Inserting R dataframe column to dataframe based on presence absence values - r

My input file is:
input_file <- structure(list(species = structure(1:3, .Label = c("x", "y",
"z"), class = "factor"), header1 = c(0L, 1L, 0L), header2 = c(0L,
1L, 1L), header3 = c(1L, 1L, 1L)), class = "data.frame", row.names = c(NA,
-3L))
Here 1 and 0 indicate presence and absence.
Now, I need to convert this file (based on presence - absence values) to:
output_file <- structure(list(header1 = structure(c(2L, 1L, 1L), .Label = c("",
"y"), class = "factor"), header2 = structure(c(2L, 3L, 1L), .Label = c("",
"y", "z"), class = "factor"), header3 = structure(1:3, .Label = c("x",
"y", "z"), class = "factor")), class = "data.frame", row.names = c(NA,
-3L))
For this, first I try to melt my input file using reshape2:
library(reshape2)
df2 <- melt(input_file, id.var = "species")

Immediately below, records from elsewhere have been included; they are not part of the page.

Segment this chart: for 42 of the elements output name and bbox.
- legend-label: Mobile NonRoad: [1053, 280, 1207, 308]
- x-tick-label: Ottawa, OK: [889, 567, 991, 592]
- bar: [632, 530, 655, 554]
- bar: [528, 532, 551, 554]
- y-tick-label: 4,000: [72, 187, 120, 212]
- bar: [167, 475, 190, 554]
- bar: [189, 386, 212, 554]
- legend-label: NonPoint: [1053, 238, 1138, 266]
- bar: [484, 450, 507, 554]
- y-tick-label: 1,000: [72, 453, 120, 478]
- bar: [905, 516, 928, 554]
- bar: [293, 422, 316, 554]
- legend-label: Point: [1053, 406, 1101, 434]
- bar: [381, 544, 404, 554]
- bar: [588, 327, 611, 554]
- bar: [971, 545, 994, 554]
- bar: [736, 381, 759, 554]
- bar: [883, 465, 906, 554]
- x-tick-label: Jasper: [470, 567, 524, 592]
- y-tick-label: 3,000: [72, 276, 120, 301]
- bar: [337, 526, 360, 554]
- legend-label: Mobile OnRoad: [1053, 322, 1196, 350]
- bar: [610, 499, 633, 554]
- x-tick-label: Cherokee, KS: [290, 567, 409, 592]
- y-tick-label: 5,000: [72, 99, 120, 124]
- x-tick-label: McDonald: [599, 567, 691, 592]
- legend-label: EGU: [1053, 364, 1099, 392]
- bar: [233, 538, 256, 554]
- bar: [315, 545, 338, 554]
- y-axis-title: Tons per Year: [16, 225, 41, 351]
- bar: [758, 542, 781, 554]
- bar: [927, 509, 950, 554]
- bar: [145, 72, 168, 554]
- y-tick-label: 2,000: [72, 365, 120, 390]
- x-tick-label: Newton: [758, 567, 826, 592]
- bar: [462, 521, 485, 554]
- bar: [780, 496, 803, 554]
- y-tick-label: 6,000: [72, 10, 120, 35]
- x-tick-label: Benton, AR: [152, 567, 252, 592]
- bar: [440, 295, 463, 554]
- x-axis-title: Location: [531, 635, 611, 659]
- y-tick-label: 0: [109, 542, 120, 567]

Now I am not sure how to create a dataframe to get my desired output.
Thanks!

since you are using reshape2 you could do:
library(reshape2)
dcast(subset(df1,value>0),ave(value,variable,FUN = seq_along)~variable,value.var = "species")[-1]
header1 header2 header3
1 y y x
2 <NA> z y
3 <NA> <NA> z
You can then replace the NA with the empty string
In base R, you could do:
df1 <- subset(reshape(input_file,-1,sep="",dir="long",idvar = "species"),header>0)
reshape(transform(df1,header = ave(time,time,FUN = seq_along)),dir="wide",idvar = "header",sep="")[-1]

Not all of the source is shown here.